About three minutes into this extended preview are snippets from a much-extended scene in the Magesterium between Derek Jacobi and Simon McBurney. As well as the dialogue, you can also see some text on the Magesterium’s logo as McBurney walks over it. It reads "vinica ecclesia super omnia": "one church over all". That text was scrubbed from the final cut, indicating a studio not at all comfortable with even the meagre religious aspects that survived into the film from Philip Pullman’s controversial novels.

Paranormal Activity 3

The motherload of not-in-the-film trailer scenes, Paranormal Activity 3’s campaign seemed to be advertising a completely different movie to the one that was released. Most seen was the first promo, in which the girls play the Bloody Mary game and apparently summon up a female entity. A different version of that kind of survives in the film, with switched-out characters and no ghost. The second trailer{ =nofollow}, meanwhile, includes scenes of a supernaturally enhanced knocking game, a flying glass of water, and a bespectacled, beleaguered investigator whose whole role seems to have been cut.

The Bourne Legacy

This trailer cheekily crashes some separate scenes together to tease different inferences and implications than are actually in the film.
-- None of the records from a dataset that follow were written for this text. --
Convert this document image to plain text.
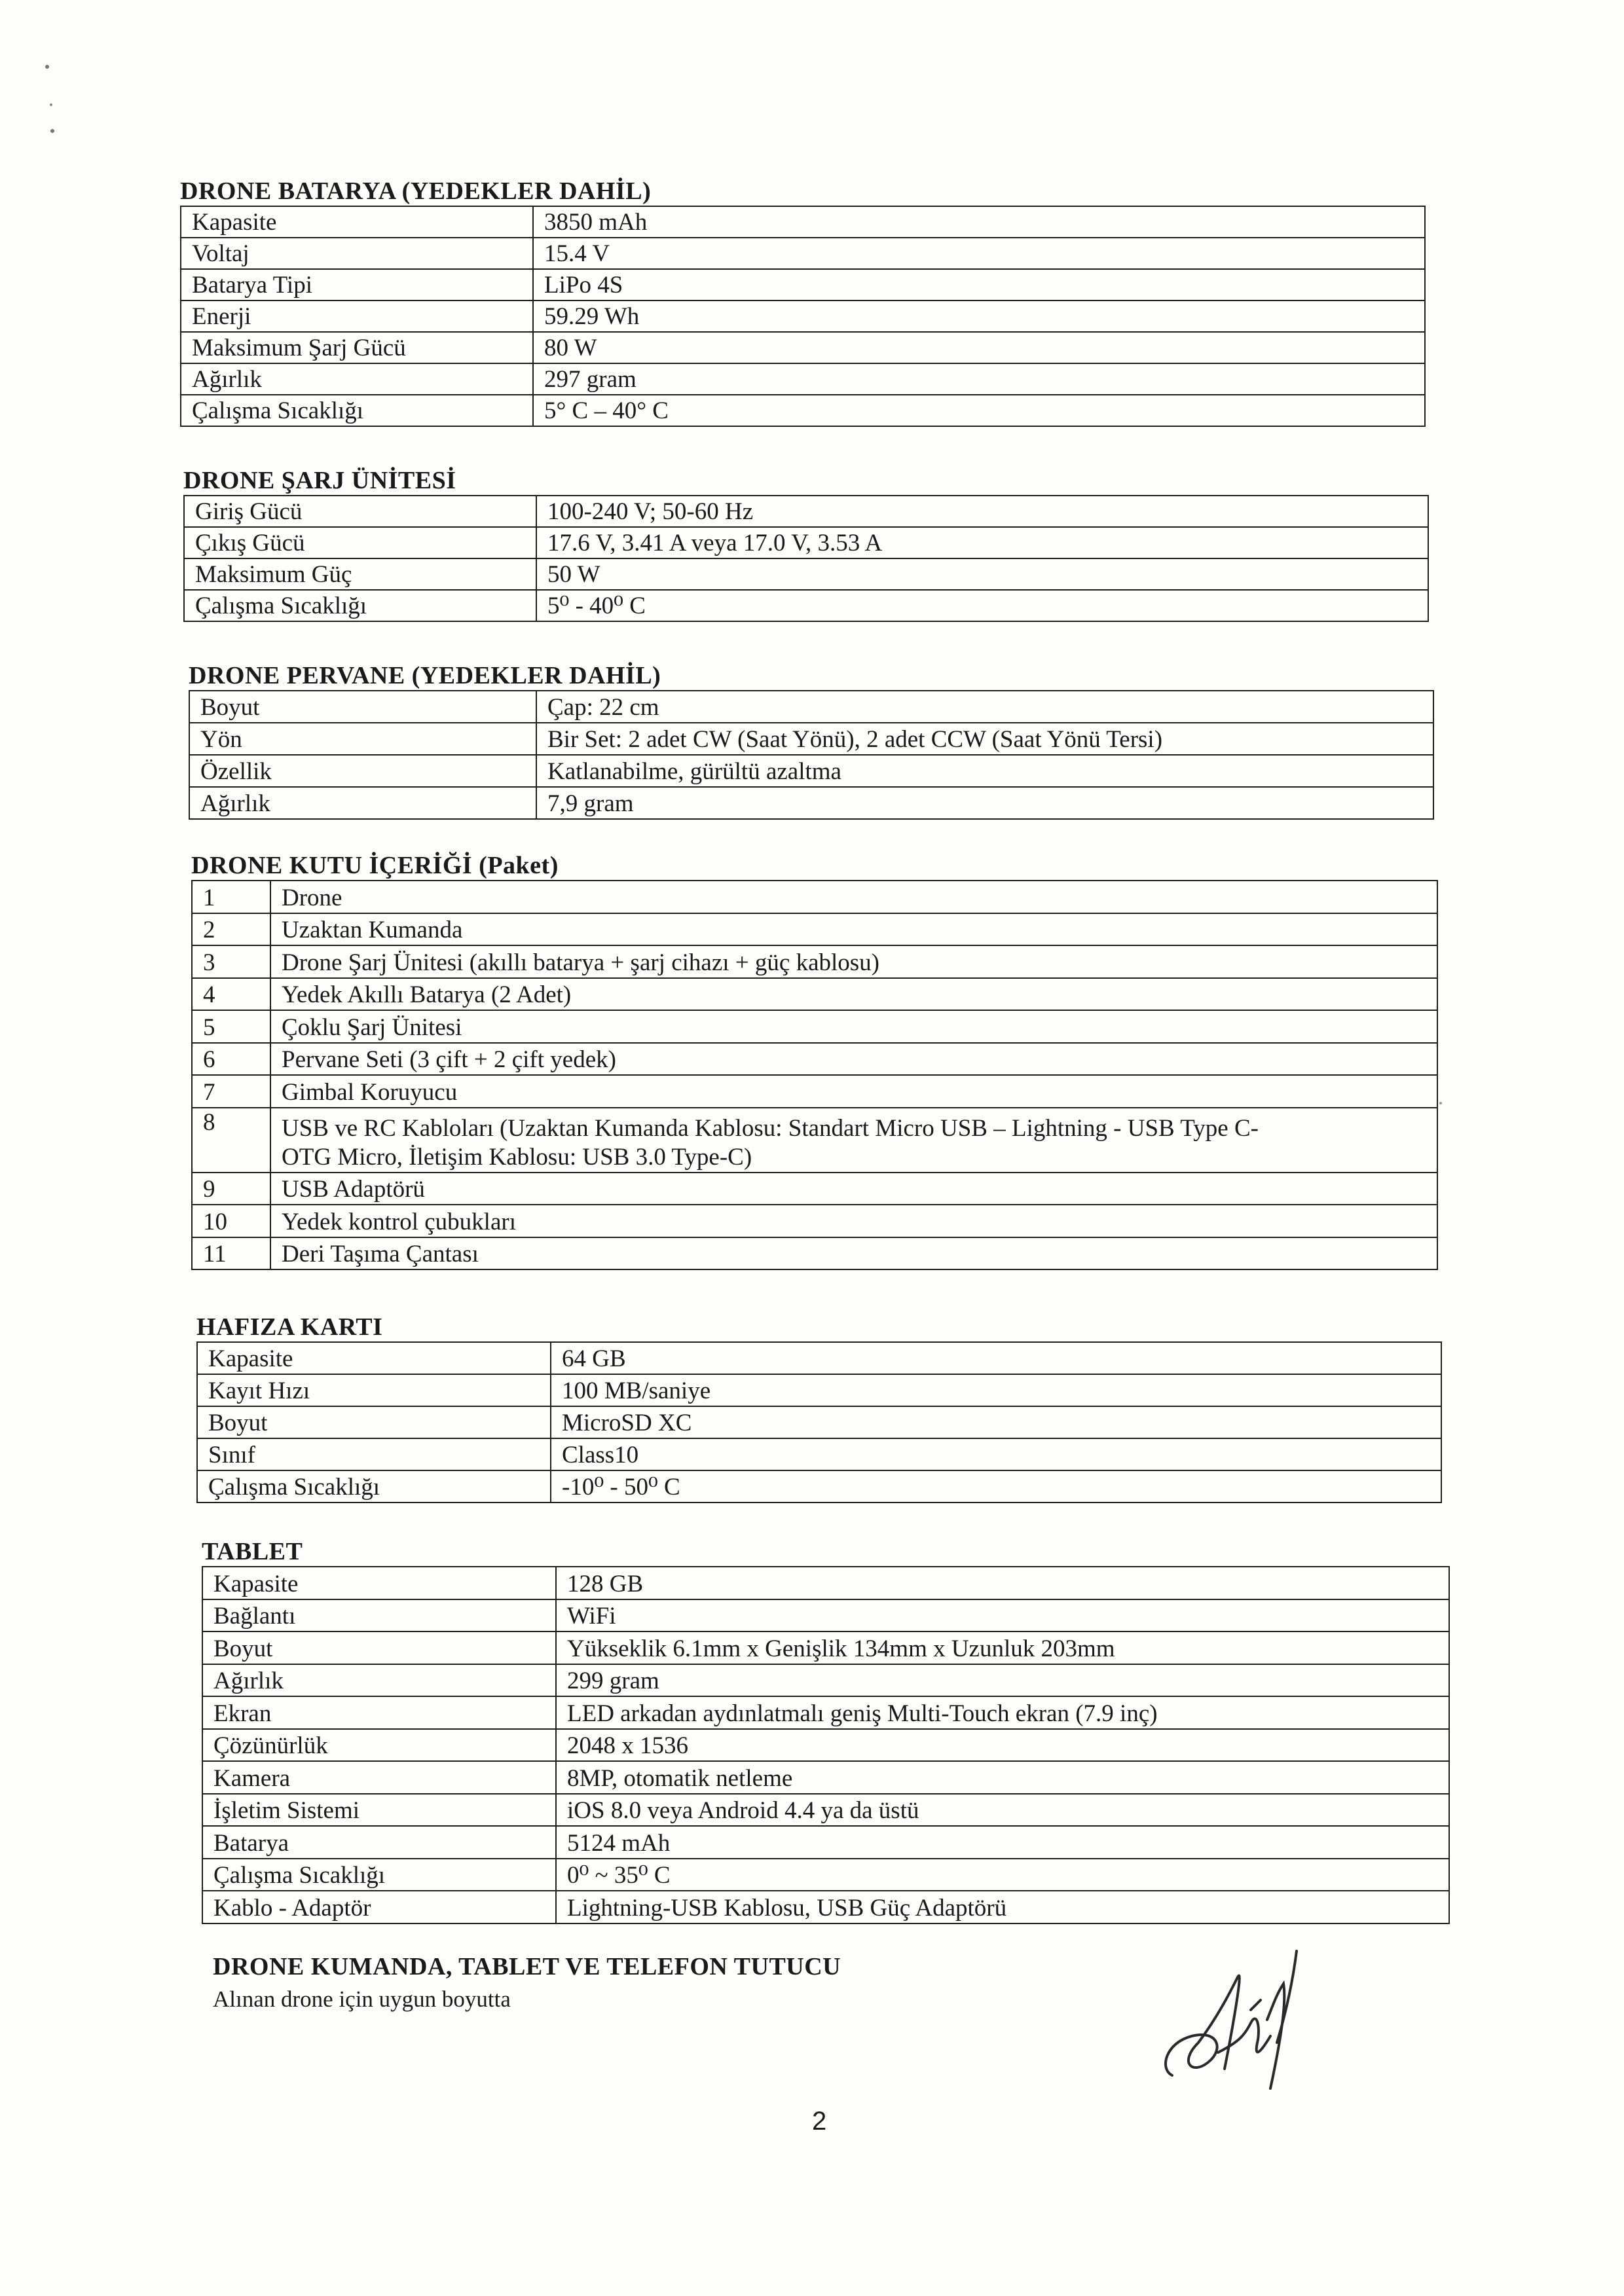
DRONE BATARYA (YEDEKLER DAHİL)
Kapasite	3850 mAh
Voltaj	15.4 V
Batarya Tipi	LiPo 4S
Enerji	59.29 Wh
Maksimum Şarj Gücü	80 W
Ağırlık	297 gram
Çalışma Sıcaklığı	5° C – 40° C
DRONE ŞARJ ÜNİTESİ
Giriş Gücü	100-240 V; 50-60 Hz
Çıkış Gücü	17.6 V, 3.41 A veya 17.0 V, 3.53 A
Maksimum Güç	50 W
Çalışma Sıcaklığı	5⁰ - 40⁰ C
DRONE PERVANE (YEDEKLER DAHİL)
Boyut	Çap: 22 cm
Yön	Bir Set: 2 adet CW (Saat Yönü), 2 adet CCW (Saat Yönü Tersi)
Özellik	Katlanabilme, gürültü azaltma
Ağırlık	7,9 gram
DRONE KUTU İÇERİĞİ (Paket)
1	Drone
2	Uzaktan Kumanda
3	Drone Şarj Ünitesi (akıllı batarya + şarj cihazı + güç kablosu)
4	Yedek Akıllı Batarya (2 Adet)
5	Çoklu Şarj Ünitesi
6	Pervane Seti (3 çift + 2 çift yedek)
7	Gimbal Koruyucu
8	USB ve RC Kabloları (Uzaktan Kumanda Kablosu: Standart Micro USB – Lightning - USB Type C-
OTG Micro, İletişim Kablosu: USB 3.0 Type-C)

9	USB Adaptörü
10	Yedek kontrol çubukları
11	Deri Taşıma Çantası
HAFIZA KARTI
Kapasite	64 GB
Kayıt Hızı	100 MB/saniye
Boyut	MicroSD XC
Sınıf	Class10
Çalışma Sıcaklığı	-10⁰ - 50⁰ C
TABLET
Kapasite	128 GB
Bağlantı	WiFi
Boyut	Yükseklik 6.1mm x Genişlik 134mm x Uzunluk 203mm
Ağırlık	299 gram
Ekran	LED arkadan aydınlatmalı geniş Multi-Touch ekran (7.9 inç)
Çözünürlük	2048 x 1536
Kamera	8MP, otomatik netleme
İşletim Sistemi	iOS 8.0 veya Android 4.4 ya da üstü
Batarya	5124 mAh
Çalışma Sıcaklığı	0⁰ ~ 35⁰ C
Kablo - Adaptör	Lightning-USB Kablosu, USB Güç Adaptörü
DRONE KUMANDA, TABLET VE TELEFON TUTUCU
Alınan drone için uygun boyutta
2
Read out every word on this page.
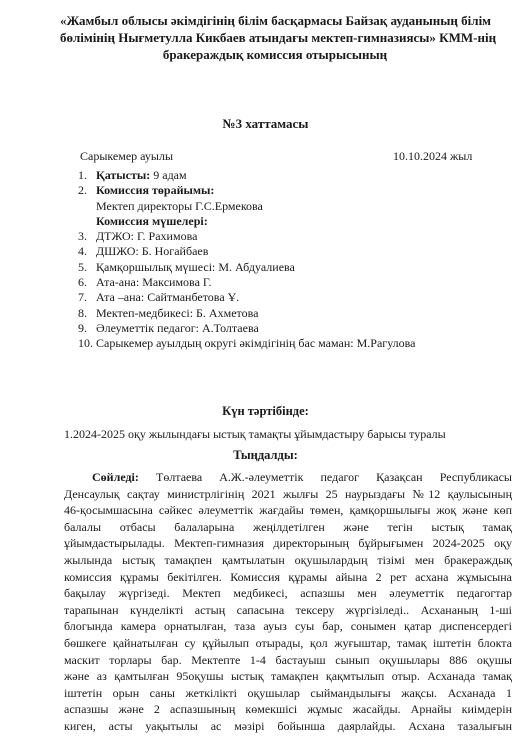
«Жамбыл облысы әкімдігінің білім басқармасы Байзақ ауданының білім
бөлімінің Нығметулла Кикбаев атындағы мектеп-гимназиясы» КММ-нің
бракераждық комиссия отырысының
№3 хаттамасы
Сарыкемер ауылы	10.10.2024 жыл
1. Қатысты: 9 адам
2. Комиссия төрайымы:
Мектеп директоры Г.С.Ермекова
Комиссия мүшелері:
3. ДТЖО: Г. Рахимова
4. ДШЖО: Б. Ногайбаев
5. Қамқоршылық мүшесі: М. Абдуалиева
6. Ата-ана: Максимова Г.
7. Ата –ана: Сайтманбетова Ұ.
8. Мектеп-медбикесі: Б. Ахметова
9. Әлеуметтік педагог: А.Толтаева
10. Сарыкемер ауылдың округі әкімдігінің бас маман: М.Рагулова
Күн тәртібінде:
1.2024-2025 оқу жылындағы ыстық тамақты ұйымдастыру барысы туралы
Тыңдалды:
Сөйледі: Төлтаева А.Ж.-әлеуметтік педагог Қазақсан Республикасы
Денсаулық сақтау министрлігінің 2021 жылғы 25 наурыздағы №12 қаулысының
46-қосымшасына сәйкес әлеуметтік жағдайы төмен, қамқоршылығы жоқ және көп
балалы отбасы балаларына жеңілдетілген және тегін ыстық тамақ
ұйымдастырылады. Мектеп-гимназия директорының бұйрығымен 2024-2025 оқу
жылында ыстық тамақпен қамтылатын оқушылардың тізімі мен бракераждық
комиссия құрамы бекітілген. Комиссия құрамы айына 2 рет асхана жұмысына
бақылау жүргізеді. Мектеп медбикесі, аспазшы мен әлеуметтік педагогтар
тарапынан күнделікті астың сапасына тексеру жүргізіледі.. Асхананың 1-ші
блогында камера орнатылған, таза ауыз суы бар, сонымен қатар диспенсердегі
бөшкеге қайнатылған су құйылып отырады, қол жуғыштар, тамақ іштетін блокта
маскит торлары бар. Мектепте 1-4 бастауыш сынып оқушылары 886 оқушы
және аз қамтылған 95оқушы ыстық тамақпен қақмтылып отыр. Асханада тамақ
іштетін орын саны жеткілікті оқушылар сыймандылығы жақсы. Асханада 1
аспазшы және 2 аспазшының көмекшісі жұмыс жасайды. Арнайы киімдерін
киген, асты уақытылы ас мәзірі бойынша даярлайды. Асхана тазалығын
But there’s also a new line that we don’t hear elsewhere, as Aaron Cross, inheritor of the next phase in the programme that produced Jason Bourne’s enhancements, promises, "I’m not just a science project, Doc."

Shaft

Post-production editing room decisions for John Singleton’s update of the classic blaxploitation series saw Jeffrey Wright emerge as more of an antagonist than nominal villain Christian Bale. Hence, the film lost a Jackson/Bale fist-fight (not the punch that lands Shaft in trouble at the start, another one) but you can still catch a glimpse here at 01:50.